Syntax

Easy SQL defines a few customized syntax on top of SQL to add imperative characteristics.

Language features in Easy SQL

For Easy SQL, guided by the design principles, there are a few simple language features added to support these imperative characteristics.

Below is a list of these features:

An imperative structure of ETL code.
Variables which could be defined and modified any time.
A way to call external functions.
A way to control whether a step should be executed.
Templates that could be reused in the same ETL file.
Include command that could be used to reuse code at file level.
Debugging support: logging and assertion that could be used for debugging.
A debugger interface.
Other features：write data to tables; list variables; SQL actions.

Let’s have a look at the first four features.

Syntax in Easy SQL

The imperative structure

The most obvious characteristics of imperative programming is that code will be executed line by line (or piece by piece). And the declarative way (standard SQL) suggests the opposite, which says, all logic should be defined first and then be executed in one final action.

The major task of designing the imperative structure is to introduce a way to execute SQL step by step. If we look at Spark DataFrame API, we could find that it works in an imperative way. For example, we can assign a DataFrame to some variable, then do something about the variable, then transform the variable and assign it to another variable.

In Easy SQL, a simple syntax is introduced as SQL comment, which is target= and -- target=SOME_TARGET in Easy SQL.

There are a few built-in types of targets, which are:

variables
temp
cache
broadcast
func
log
check
output
template
list_variables
action

When used in Easy SQL ETL, it looks like below:

-- target=variables
select 1 as a, '2' as b

-- target=cache.table_a
select
    *
from some_db.table_a

-- target=temp.table_b
select
    *
from some_db.table_b

-- target=broadcast.table_c
select
    *
from some_db.table_c

-- target=output.some_db.some_table
select
    *
from table_a a
    left join table_b b on a.id=b.id
    left join table_c c on a.id=c.id

There is a SQL query under every target statement. It means the result of the SQL query is saved to the specified target. Each target could be viewed as a step and will be executed one by one.

The syntax may seem obvious to most of you. If it is so, it means the design goal is achieved.

Let’s spend some time explaining what it does in the simple ETL above. If you believe you got it already, please skip it.

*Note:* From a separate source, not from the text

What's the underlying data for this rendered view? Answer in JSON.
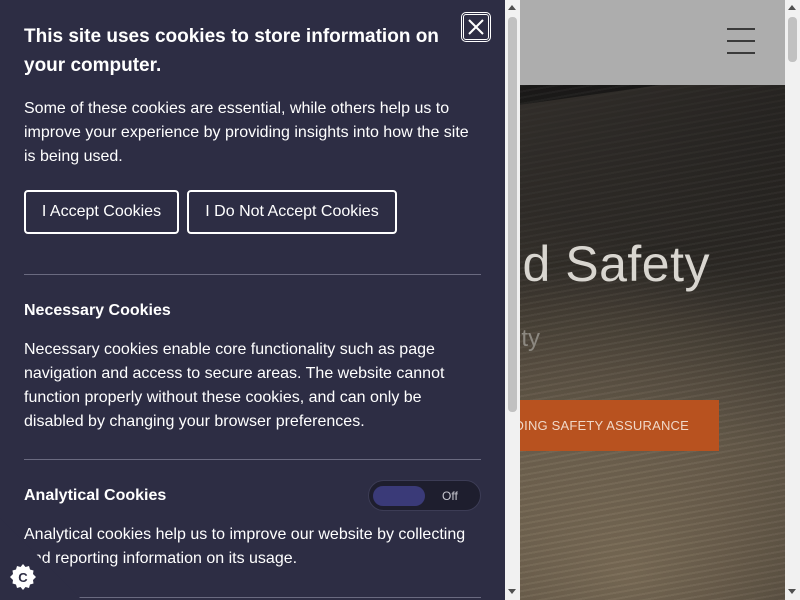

The first target statement means the SQL query result, a=1 and b='2' in this case, will be saved to the variables target. After this step, the variables could be used.
The second target statement means that the query from table_a will be saved to a cached table named ‘table_a’. Cache table is a concept borrowed from Spark and it means the query result will be cached and could be reused from the following steps to improve performance.
The third target statement means that the query from table_b will be saved to a temporary table named ‘table_b’. And ‘table_b’ could be used in the following steps.
The forth target statement means that the query from table_c will be saved to a broadcasted table named ‘table_c’. Broadcast table is also a concept borrowed from Spark and it means the table will be broadcasted to every node to improve performance. And the table ‘table_c’ could be used in the following steps too.
The fifth target statement means that the joined query result of the above 3 tables will be saved to an output table named ‘some_table’ in ‘some_db’.

Variables

Variables could be defined and modified at any step. The syntax is as the case above. If we’d like to modify the value of it, we can just add another variables target and write a query with the result of changed ‘a’ and ‘b’. A simple example is as below:

-- target=variables
select 1 as a, 2 as b
-- target=variables
select 2 as a, 1 as b

After the two steps, the value of a will be 2, and it will be 1 for the value of b.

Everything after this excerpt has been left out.